District-Attorney—Thank you kindly. Nine months ago, in the earlier and almost intelligible stages of the cross-examination, you also stated that a brain explosion might occur inside of a mussy mansard without creating outward and visible agitation. Suppose such a brain explosion should occur in the dome of my assistant here upon the right, what then would happen?

Witness—His hat would tip up about half an inch. In an extreme explosion, involving all the mayonnaise in his crock, the hair might be slightly disarranged.

District-Attorney—You have likewise cited the case of a patient who conceived that he beheld two large, green eyes bearing down upon him and heard a loud, roaring sound. How did you diagnose it?

Witness—As an hallucination. But at the inquest the Coroner said it must have been a Trolley car.

District-Attorney—What do you think of the Polypus-Smith test for dillpicklephobis?

Witness—I think so.

District-Attorney—Yes?

Witness—Yes, no.

Counsel for the Defense—No?

Witness—The same.

The Court—Explain more fully, please, so that nobody can understand.

Witness—As I never before heard of the Polypus-Smith test, I have decided that in order to be absolutely fair I should believe it on Mondays, Wednesdays and Fridays, and repudiate it on Tuesdays, Thursdays and Saturdays.

The Court—Spoken like a true alienist!

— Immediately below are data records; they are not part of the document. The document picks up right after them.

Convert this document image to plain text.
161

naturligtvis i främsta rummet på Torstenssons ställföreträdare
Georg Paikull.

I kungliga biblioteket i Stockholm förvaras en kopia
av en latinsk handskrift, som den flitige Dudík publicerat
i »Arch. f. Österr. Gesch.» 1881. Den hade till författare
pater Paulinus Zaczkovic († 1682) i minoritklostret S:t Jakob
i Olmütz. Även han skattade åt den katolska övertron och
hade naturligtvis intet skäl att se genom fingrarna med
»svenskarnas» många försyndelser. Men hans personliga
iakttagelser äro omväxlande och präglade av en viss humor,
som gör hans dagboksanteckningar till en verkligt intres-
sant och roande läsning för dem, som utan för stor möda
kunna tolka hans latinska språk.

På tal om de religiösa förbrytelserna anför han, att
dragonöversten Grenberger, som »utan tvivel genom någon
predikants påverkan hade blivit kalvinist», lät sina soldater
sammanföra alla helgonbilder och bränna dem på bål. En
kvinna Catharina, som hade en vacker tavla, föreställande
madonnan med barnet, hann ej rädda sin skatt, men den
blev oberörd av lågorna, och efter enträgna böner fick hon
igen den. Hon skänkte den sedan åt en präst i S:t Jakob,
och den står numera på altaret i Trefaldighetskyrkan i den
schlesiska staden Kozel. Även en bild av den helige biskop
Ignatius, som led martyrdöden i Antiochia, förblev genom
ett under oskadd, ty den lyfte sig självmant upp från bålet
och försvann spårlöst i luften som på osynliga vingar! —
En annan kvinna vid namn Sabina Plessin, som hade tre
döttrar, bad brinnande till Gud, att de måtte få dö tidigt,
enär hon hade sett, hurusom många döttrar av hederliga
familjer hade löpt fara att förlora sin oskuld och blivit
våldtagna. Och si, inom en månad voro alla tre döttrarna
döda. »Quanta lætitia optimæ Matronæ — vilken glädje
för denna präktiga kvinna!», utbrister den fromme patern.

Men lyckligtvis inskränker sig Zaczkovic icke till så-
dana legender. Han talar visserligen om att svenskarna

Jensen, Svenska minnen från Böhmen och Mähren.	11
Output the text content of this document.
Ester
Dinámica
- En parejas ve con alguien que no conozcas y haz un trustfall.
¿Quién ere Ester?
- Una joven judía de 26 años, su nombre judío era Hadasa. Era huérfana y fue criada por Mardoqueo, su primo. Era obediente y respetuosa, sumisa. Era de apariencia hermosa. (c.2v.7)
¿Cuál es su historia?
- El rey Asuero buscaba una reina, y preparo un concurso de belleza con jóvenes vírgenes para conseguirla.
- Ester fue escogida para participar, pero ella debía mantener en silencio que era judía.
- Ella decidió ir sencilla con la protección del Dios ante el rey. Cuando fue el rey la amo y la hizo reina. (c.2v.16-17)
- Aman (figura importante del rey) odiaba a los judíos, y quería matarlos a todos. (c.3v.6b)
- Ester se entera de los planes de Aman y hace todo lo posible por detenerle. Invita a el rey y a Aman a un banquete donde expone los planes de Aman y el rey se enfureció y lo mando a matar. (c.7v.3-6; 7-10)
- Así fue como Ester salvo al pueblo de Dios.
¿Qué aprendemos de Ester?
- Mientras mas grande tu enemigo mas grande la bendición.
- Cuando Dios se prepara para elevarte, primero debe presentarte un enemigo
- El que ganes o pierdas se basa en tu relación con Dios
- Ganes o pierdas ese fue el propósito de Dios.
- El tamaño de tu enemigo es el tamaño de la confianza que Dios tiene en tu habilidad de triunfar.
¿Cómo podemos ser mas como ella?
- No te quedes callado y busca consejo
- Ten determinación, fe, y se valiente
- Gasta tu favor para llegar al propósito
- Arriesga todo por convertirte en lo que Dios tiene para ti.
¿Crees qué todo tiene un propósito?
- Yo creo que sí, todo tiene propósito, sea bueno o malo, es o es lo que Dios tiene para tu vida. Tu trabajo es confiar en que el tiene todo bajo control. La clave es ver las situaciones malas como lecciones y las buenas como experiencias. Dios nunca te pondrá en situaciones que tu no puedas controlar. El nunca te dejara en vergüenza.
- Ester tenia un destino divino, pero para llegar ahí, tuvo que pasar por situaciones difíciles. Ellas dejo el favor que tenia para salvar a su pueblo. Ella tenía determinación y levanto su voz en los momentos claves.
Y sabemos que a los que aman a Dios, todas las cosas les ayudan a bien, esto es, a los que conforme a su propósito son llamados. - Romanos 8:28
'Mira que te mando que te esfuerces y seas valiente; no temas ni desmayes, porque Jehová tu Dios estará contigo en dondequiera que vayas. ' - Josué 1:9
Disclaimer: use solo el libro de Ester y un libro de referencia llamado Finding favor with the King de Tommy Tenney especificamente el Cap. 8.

We will now take a recess while the District-Attorney sharpens his teeth.

The Funny Part: They pay ’em $1.00 a day for doing it.4

It’s not hard to see how such a delicious phrase entered the popular consciousness. People seized on the sensational idea of a brain explosion including, in 1922, a “deadly vampire”:

Pictured by her counsel as a cultured woman of the South who had slain her weakling betrayer while suffering from a momentary brain “explosion,” and denounced by the State as a vampire who had gone “gunning” for the man who had seen through her tactics, Olivia M. P. Stone yesterday heard the final summing up to a jury in the Brooklyn Supreme Court which today will try to determine whether she should go to the electric chair for the murder of former Corporation Counsel Ellis Guy Kinkead of Cincinnati. Miss Stone, who has maintained that Kinkead was her common law husband, fainted for a third time just as court convened.5

Vampire! Fainting! Miss Stone was clearly not beyond a few theatrical touches. Nor was her defense counsel, who attacked Kinkead’s widow as “a woman of the underworld”. The jury bought the defense again and Miss Stone, deadly vampire, walked out of court a free woman.

The phrase “brain explosion” has continued to be popular up to the present day. It seems to have fallen out of favor in America, where it has been replaced by the far less expressive, less emphatic, and less sophisticated “brain fart”. However in Australia and New Zealand the phrase seems alive and well. A simple search of news sources reveals dozens of Antipodean sportsmen who, in the throes of a brain explosion, managed to stuff up the game. In one case even computer company Hewlett-Packard went through a mid-life crumble and took some time to recover from its “brain explosion”. The phrase is living today, and I say it needs to be resuscitated in places where it has fallen out of use. Come on — brain explosion. How can you not?

If readers have any more bizarre or humorous expressions they’d like to know more about, please do write me an email. I love doing this crap.

Notes

  1. “Thaw Murders Stanford White”. 

  2. “Thaw Mystifies”. 

  3. An archaic term for a psychiatrist, especially one who gives expert testimony in court. 

  4. “Modern Expert Testimony”. 

  5. “Paints Miss Stone as Deadly Vampire”.